Patience in life and in the face of trials certainly not easy to understand, the Pope said. Christian patience is neither “resignation” nor an attitude of “defeat,” he continued. Rather, it is a virtue of those who are “on the journey,” those who are moving forward, rather than stopping and becoming closed off. When you are on the journey, many things happen that are not always good. For me, the attitude of parents when a child is born sick or disabled says a lot about patience as a virtue on the journey. “But thank God that [our child] is alive!” [They might say.] These are people with patience. And they bear the life of that child with love, even to the end. And it is not easy care for a disabled or sick child year after year after year… but the joy of having that child gives them the strength to go forward. And this is patience, not resignation – that is, it is the virtue that comes when one is on the journey.

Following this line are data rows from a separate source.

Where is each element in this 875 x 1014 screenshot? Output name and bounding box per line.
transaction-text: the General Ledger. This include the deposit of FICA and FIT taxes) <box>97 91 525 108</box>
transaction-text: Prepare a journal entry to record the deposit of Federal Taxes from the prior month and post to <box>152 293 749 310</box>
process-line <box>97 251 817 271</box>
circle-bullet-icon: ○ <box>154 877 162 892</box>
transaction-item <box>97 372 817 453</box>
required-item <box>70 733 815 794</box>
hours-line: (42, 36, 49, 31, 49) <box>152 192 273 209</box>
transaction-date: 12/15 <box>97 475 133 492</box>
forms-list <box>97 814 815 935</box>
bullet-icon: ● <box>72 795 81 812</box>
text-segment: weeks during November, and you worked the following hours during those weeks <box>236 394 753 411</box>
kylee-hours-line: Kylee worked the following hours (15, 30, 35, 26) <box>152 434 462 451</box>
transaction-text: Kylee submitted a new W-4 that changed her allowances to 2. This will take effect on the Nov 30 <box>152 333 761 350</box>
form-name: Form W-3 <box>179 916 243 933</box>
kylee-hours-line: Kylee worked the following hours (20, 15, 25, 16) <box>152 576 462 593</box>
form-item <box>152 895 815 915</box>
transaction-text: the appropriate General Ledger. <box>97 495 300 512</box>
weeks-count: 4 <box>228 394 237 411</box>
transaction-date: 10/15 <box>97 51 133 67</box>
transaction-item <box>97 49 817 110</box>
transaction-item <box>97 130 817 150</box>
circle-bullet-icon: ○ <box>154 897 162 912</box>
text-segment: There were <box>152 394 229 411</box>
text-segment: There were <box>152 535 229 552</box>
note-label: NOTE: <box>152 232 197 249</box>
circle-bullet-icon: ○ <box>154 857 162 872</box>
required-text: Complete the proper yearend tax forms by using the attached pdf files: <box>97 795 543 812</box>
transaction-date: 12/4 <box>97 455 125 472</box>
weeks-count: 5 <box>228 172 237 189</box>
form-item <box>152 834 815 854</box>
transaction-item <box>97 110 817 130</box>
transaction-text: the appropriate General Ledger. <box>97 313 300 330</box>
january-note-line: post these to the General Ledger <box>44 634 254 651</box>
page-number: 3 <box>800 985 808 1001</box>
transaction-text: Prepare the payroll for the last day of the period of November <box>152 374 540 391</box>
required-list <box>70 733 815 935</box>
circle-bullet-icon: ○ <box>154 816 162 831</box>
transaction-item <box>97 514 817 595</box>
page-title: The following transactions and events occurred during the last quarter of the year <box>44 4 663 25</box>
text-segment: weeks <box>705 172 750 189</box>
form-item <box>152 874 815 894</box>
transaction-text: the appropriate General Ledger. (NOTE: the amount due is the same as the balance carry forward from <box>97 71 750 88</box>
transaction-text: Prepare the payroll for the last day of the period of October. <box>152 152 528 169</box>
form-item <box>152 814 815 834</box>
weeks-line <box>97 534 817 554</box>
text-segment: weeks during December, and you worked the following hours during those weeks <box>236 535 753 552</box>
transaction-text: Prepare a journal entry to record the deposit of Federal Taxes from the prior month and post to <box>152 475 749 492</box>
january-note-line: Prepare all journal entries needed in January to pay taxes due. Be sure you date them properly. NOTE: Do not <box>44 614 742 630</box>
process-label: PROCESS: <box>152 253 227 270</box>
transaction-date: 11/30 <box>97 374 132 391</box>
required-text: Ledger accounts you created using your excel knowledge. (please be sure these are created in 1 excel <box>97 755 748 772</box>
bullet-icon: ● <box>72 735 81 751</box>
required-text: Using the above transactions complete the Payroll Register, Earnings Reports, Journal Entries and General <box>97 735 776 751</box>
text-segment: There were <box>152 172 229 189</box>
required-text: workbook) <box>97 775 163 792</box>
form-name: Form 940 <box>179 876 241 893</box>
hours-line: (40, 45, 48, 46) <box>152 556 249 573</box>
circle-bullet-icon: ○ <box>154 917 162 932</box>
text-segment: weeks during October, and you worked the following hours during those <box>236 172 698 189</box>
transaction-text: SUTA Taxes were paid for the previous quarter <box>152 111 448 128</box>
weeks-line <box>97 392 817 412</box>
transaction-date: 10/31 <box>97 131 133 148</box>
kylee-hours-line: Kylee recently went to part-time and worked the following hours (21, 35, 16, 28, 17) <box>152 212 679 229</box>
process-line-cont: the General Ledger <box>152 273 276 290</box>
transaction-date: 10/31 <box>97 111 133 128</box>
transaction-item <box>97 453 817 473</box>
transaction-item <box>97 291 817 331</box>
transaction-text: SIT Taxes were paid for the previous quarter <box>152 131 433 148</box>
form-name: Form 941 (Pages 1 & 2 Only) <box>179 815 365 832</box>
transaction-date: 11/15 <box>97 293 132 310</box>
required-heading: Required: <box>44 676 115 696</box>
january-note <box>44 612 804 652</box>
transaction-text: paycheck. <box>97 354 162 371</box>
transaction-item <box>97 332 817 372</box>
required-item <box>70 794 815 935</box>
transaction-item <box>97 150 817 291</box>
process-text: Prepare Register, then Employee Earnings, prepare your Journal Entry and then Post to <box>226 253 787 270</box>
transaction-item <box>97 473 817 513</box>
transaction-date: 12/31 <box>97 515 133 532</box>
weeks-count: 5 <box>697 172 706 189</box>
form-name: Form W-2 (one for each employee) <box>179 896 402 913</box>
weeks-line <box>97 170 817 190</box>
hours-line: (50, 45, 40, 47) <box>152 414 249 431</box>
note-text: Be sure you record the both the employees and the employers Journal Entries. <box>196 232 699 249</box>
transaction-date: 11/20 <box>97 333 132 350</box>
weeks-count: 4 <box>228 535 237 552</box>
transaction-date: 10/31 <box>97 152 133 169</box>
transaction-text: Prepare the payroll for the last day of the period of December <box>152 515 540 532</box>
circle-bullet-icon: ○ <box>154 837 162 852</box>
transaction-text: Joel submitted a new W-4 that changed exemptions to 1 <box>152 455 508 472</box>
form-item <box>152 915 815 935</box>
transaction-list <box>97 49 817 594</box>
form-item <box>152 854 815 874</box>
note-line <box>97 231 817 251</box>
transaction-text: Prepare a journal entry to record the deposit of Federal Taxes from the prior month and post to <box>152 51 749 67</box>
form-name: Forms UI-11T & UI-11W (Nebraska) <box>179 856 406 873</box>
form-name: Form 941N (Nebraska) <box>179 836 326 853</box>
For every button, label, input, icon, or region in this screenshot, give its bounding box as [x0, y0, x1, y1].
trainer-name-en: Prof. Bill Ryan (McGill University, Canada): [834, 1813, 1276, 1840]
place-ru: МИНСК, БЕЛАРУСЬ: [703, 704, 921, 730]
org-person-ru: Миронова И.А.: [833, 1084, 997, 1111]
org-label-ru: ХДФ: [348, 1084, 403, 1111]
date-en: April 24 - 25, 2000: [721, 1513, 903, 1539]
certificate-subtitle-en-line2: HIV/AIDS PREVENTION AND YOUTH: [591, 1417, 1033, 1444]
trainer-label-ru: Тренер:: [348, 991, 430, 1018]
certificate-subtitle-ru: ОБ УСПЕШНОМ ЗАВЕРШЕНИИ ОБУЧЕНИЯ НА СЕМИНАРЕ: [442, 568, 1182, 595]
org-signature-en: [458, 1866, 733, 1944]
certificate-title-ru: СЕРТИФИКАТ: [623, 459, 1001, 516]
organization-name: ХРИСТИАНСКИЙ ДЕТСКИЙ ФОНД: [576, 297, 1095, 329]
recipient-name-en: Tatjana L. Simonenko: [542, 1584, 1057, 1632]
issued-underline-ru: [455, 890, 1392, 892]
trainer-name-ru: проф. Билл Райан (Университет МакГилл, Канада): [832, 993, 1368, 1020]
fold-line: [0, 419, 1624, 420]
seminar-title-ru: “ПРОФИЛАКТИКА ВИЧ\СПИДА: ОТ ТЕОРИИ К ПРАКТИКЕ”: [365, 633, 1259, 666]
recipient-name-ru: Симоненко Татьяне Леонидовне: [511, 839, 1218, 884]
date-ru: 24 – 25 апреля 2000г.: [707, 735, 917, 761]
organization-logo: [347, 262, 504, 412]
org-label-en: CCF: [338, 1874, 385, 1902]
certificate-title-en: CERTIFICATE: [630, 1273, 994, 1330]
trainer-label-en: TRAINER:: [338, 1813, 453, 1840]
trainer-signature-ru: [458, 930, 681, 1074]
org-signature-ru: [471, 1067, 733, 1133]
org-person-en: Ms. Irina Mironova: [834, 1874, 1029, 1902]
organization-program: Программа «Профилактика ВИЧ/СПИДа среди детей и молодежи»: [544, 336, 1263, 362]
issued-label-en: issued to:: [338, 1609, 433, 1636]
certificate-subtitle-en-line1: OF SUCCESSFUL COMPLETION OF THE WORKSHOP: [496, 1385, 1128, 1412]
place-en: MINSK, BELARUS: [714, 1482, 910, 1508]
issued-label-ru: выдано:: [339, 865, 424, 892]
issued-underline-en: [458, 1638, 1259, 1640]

Pope Francis spoke about the etymology of the word, saying “patience” carries with it the sense of responsibility, because it signifies bearing with suffering, rather than letting it go. And, he continued, suffering is borne with joy, gladness, “perfect joy,” according to the Apostle: “Patience means “bearing with,” not entrusting problems to another, who bears the difficulty: “I bear it, this is my difficulty, my problem. Is something causing me suffering? Eh, certainly! But I bear it.” To bear with it. And patience is also the wisdom of being able to dialogue with the limits. There are many limits in life, but impatience doesn’t want them, it ignores them because it doesn’t know how to dialogue with limits. There is some kind of fantasy of omnipotence, or of laziness, we don’t know”.
But this patience St James speaks about is not simply a “counsel” for Christians, the Pope explained. “If we look at the history of salvation,” he said, “we can see the ‘patience of God, our Father,’ who has led and carried His ‘stubborn people’ forward each time they strayed one way or the other.” And the Father shows this patience, too, to each one of us, “accompanying us,” and “waiting” for the right time. God also sent His Son, that He might “enter into patience,” “taking up His mission,” and offering Himself decisively in His Passion.
“And here I think of our persecuted sisters and brothers in the Middle East,” the Pope said, being “chased away” precisely because they are Christians: “And yet they are determined to remain Christians: they have embrace patience just as the Lord embraced patience. With these ideas, perhaps, we can pray today, pray for our people: “Lord, give to your people patience to bear their trials.” And can also pray for ourselves. So often we are impatient: When things don’t go our way, we complain. But, step back for a moment, think about the patience of God the Father, embrace patience, as Jesus did. Patience is a beautiful virtue. Let us ask the Lord for it”.